In the House of Representatives, there are currently eight different bills introduced by Republicans in a piecemeal approach—each bill seeks to wind down different aspects of the GSEs. Rep. Spencer Bachus (R-Ala.), who chairs the House Financial Services Committee, recently sponsored legislation that would pay GSE employees on a pay scale modeled after government workers.
“It isn’t easy when you show up and see something that says all the Fannie and Freddie employees will now be transitioned over to government wages,” admitted Heidi McKibben, vice president and head of multifamily for Washington, D.C.-based Fannie Mae. “It’s hard when you step into the office to tell all the people who work for us thank you very much for showing up.”
Over the past two years, the top six executives at the GSEs received $35.4 million in compensation. That’s a heady figure, to be sure.
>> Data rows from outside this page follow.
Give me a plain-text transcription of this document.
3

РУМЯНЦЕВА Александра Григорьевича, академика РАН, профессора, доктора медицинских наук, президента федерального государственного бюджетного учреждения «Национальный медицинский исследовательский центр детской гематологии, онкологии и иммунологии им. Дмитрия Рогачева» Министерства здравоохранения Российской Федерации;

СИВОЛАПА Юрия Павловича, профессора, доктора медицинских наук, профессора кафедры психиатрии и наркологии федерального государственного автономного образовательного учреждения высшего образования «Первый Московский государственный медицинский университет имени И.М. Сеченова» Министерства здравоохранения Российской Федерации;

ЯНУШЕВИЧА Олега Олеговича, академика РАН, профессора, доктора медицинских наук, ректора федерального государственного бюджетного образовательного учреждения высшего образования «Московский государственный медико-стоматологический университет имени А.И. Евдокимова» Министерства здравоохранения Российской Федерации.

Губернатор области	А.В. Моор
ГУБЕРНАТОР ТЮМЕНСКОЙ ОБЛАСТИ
But it’s the people working in the trenches at the GSEs who are also in the political crosshairs.
“I’m extremely worried about it—people have to see a future; they have to believe that they’re doing something important,” said Shekar Narasimhan, managing partner at Washington, D.C.-based Beekman Advisors, in a telephone interview.
The rhetoric on Capitol Hill thus far hasn’t dealt with the human capital issue. “There’s nobody out there articulating a specific plan,” Narasimhan says. “If the Hill or the president tells us what they envision in some level of detail, we can keep these people together. Otherwise, I think one year from now, we will be in crisis mode.”
Thus far, the GSEs have been able to retain most of their top multifamily executives. Yet, should the brain drain accelerate, that’s bad news for any GSE borrower. “If we lose our human capital, we’re going to have a very difficult time in our industry to provide the level of customer service we’ve been able to provide,” McRoberts said.
Although more private sector competition has entered the market of late, the multifamily industry still relies very heavily on the GSEs. Indeed, the GSEs accounted for more than 60 percent of all multifamily debt originations last year. But as the political rhetoric heats up on Capitol Hill, one of the top challenges for Fannie and Freddie execs is in keeping morale up, and in keeping employees.
“Some very talented people have left the multifamily group to go to other places,” said John Cannon, an executive vice president who leads agency production at Horsham, Pa.-based Berkadia, at the conference. “There’s a bit of a brain drain already starting to happen.”